Student Conduct Committee (SCC) can impose a range of sanctions depending on the violation, including warning, disciplinary probation, restitution, and more serious outcomes including suspension and expulsion. The specific sanction depends on the facts, the student's prior record, and any mitigating factors presented during the proceeding. Sanction-phase advocacy is often as important as the responsibility phase, since even a first finding can carry long-term consequences on transcripts and graduate school applications.
The appeal deadline at FIU is Written decision issued within 21 business days of appeal receipt. Students have the right to appeal the decision via the process established by the University. Appeals are reviewed on four grounds, and a written decision is issued within 21 business days of receipt of the appeal request. Appeal grounds typically include violations of the appealing party's rights during the proceeding, failure to follow proper procedures that affected the outcome, new information not available at the time of the hearing, among others. Appeals that succeed are usually the ones that ground each argument in the record and the specific policy language, not emotional or general objections.
Yes. Under FIU-2501 Student Conduct and Honor Code, students have the right to an advisor during proceedings. AdvocatED can serve as that advisor and help you prepare your response, question witnesses where allowed, and navigate FIU's specific procedural rules. What an advisor can and cannot do varies from school to school, and at FIU the rules are set out in the governing policy.
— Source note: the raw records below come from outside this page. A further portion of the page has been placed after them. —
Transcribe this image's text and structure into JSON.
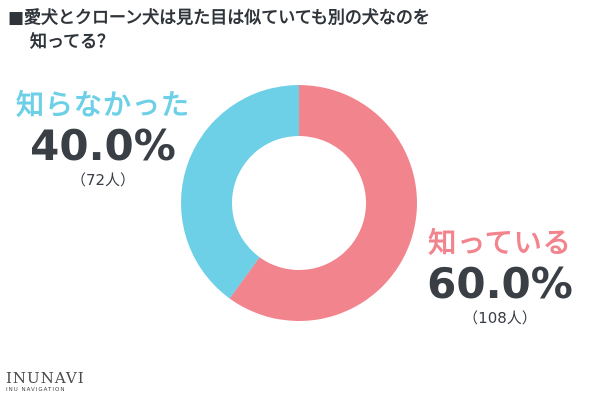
{
  "title": {
    "line1": "■愛犬とクローン犬は見た目は似ていても別の犬なのを",
    "line2": "知ってる？"
  },
  "chart_data": {
    "type": "pie",
    "donut": true,
    "slices": [
      {
        "label": "知っている",
        "percent_text": "60.0%",
        "count_text": "（108人）",
        "value": 60.0,
        "count": 108,
        "color": "#f2848e"
      },
      {
        "label": "知らなかった",
        "percent_text": "40.0%",
        "count_text": "（72人）",
        "value": 40.0,
        "count": 72,
        "color": "#6dd0e6"
      }
    ]
  },
  "brand": {
    "name": "INUNAVI",
    "sub": "INU NAVIGATION"
  }
}
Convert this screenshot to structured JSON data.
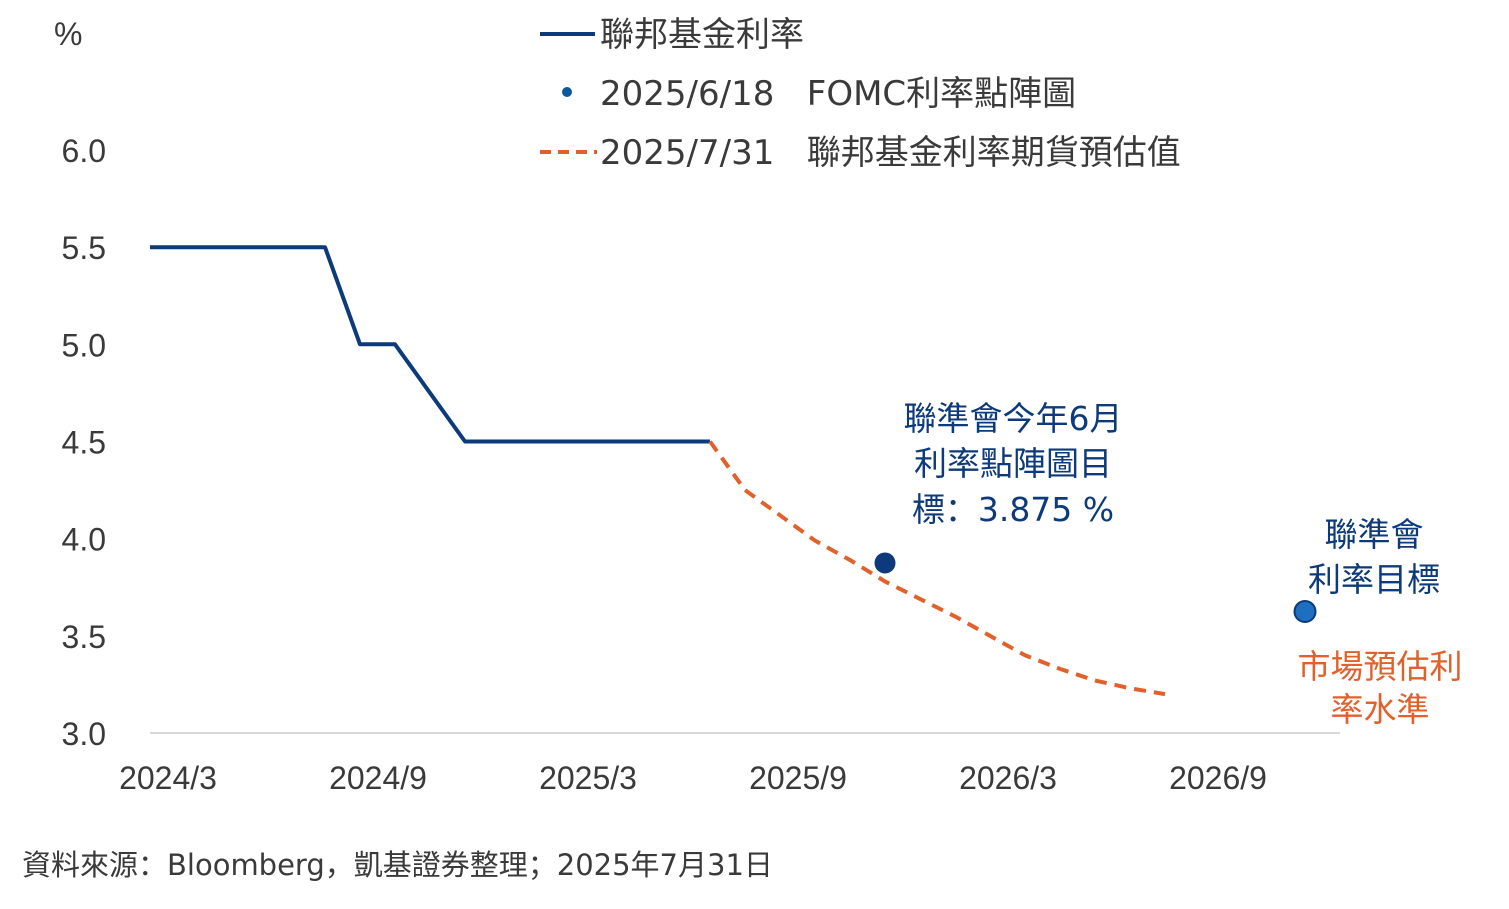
{
  "chart_data": {
    "type": "line",
    "ylabel": "%",
    "ylim": [
      3.0,
      6.0
    ],
    "yticks": [
      "3.0",
      "3.5",
      "4.0",
      "4.5",
      "5.0",
      "5.5",
      "6.0"
    ],
    "xticks": [
      "2024/3",
      "2024/9",
      "2025/3",
      "2025/9",
      "2026/3",
      "2026/9"
    ],
    "grid": false,
    "legend_position": "top",
    "series": [
      {
        "name": "聯邦基金利率",
        "color": "#0d3a7a",
        "style": "solid",
        "points": [
          [
            "2024/03",
            5.5
          ],
          [
            "2024/04",
            5.5
          ],
          [
            "2024/05",
            5.5
          ],
          [
            "2024/06",
            5.5
          ],
          [
            "2024/07",
            5.5
          ],
          [
            "2024/08",
            5.5
          ],
          [
            "2024/09",
            5.0
          ],
          [
            "2024/10",
            5.0
          ],
          [
            "2024/11",
            4.75
          ],
          [
            "2024/12",
            4.5
          ],
          [
            "2025/01",
            4.5
          ],
          [
            "2025/02",
            4.5
          ],
          [
            "2025/03",
            4.5
          ],
          [
            "2025/04",
            4.5
          ],
          [
            "2025/05",
            4.5
          ],
          [
            "2025/06",
            4.5
          ],
          [
            "2025/07",
            4.5
          ]
        ]
      },
      {
        "name": "2025/7/31 聯邦基金利率期貨預估值",
        "legend_label": "2025/7/31   聯邦基金利率期貨預估值",
        "color": "#e2602a",
        "style": "dashed",
        "points": [
          [
            "2025/07",
            4.5
          ],
          [
            "2025/08",
            4.25
          ],
          [
            "2025/09",
            4.12
          ],
          [
            "2025/10",
            3.99
          ],
          [
            "2025/11",
            3.89
          ],
          [
            "2025/12",
            3.78
          ],
          [
            "2026/01",
            3.69
          ],
          [
            "2026/02",
            3.6
          ],
          [
            "2026/03",
            3.5
          ],
          [
            "2026/04",
            3.4
          ],
          [
            "2026/05",
            3.33
          ],
          [
            "2026/06",
            3.27
          ],
          [
            "2026/07",
            3.23
          ],
          [
            "2026/08",
            3.2
          ]
        ]
      }
    ],
    "markers": [
      {
        "name": "2025/6/18 FOMC利率點陣圖",
        "legend_label": "2025/6/18   FOMC利率點陣圖",
        "x": "2025/12",
        "y": 3.875,
        "color": "#0d3a7a"
      },
      {
        "x": "2026/12",
        "y": 3.625,
        "color": "#1f6fc0"
      }
    ],
    "annotations": {
      "dot_2025": [
        "聯準會今年6月",
        "利率點陣圖目",
        "標：3.875 %"
      ],
      "dot_2026": [
        "聯準會",
        "利率目標"
      ],
      "market": [
        "市場預估利",
        "率水準"
      ]
    }
  },
  "source": "資料來源：Bloomberg，凱基證券整理；2025年7月31日"
}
In most cases, no. FIU's proceedings follow university policy under FIU-2501 Student Conduct and Honor Code, not the legal system. What you need is someone who understands FIU's specific procedures, the evidence standard, and how sanctions are assessed. An education advocate typically provides stronger, more targeted guidance than a general-practice attorney because the body of law here is university policy, not criminal or civil procedure. AdvocatED brings deep, specialized expertise in these exact processes at a fraction of a law firm's cost.
FIU handles Title IX matters separately from general academic misconduct, through the FIU Office of Civil Rights Compliance and Accessibility (Title IX Coordinator). Sex-based misconduct and Title IX complaints are handled through FIU's Title IX office under the University's separate Title IX policies, not through the Student Conduct Committee. Title IX proceedings have their own procedures, evidence standards, and timelines. If you are a respondent in a Title IX case at FIU, you should not conflate the process with general conduct cases, and you should respond carefully to any notice you receive.
Yes. FIU College of Law at FIU is handled through FIU Law School Honor Code, which is distinct from the general university conduct process. Law students are subject to a separate Honor Code administered within the College of Law. This matters because professional school findings carry licensure implications, and the remediation and appeal pathways are different from the undergraduate process.
At FIU, the most frequently cited violations include: plagiarism on written work; cheating on exams or quizzes; unauthorized collaboration on individual assignments; fabrication of data or sources. Knowing which violation is alleged is the foundation of an effective defense, because the response strategy differs substantially based on whether the case involves plagiarism, AI use, exam cheating, collaboration, or a procedural technicality.
At FIU, the most consequential deadlines are: Written decision on appeal: within 21 business days of receipt of the appeal request. Missing any of these windows can eliminate procedural options that are otherwise available. If you have received a notice from Student Conduct Committee (SCC), document the dates on the notice immediately and calendar every deadline, even ones that do not seem urgent.
The procedural details on this page come directly from FIU's own published policies and official university resources.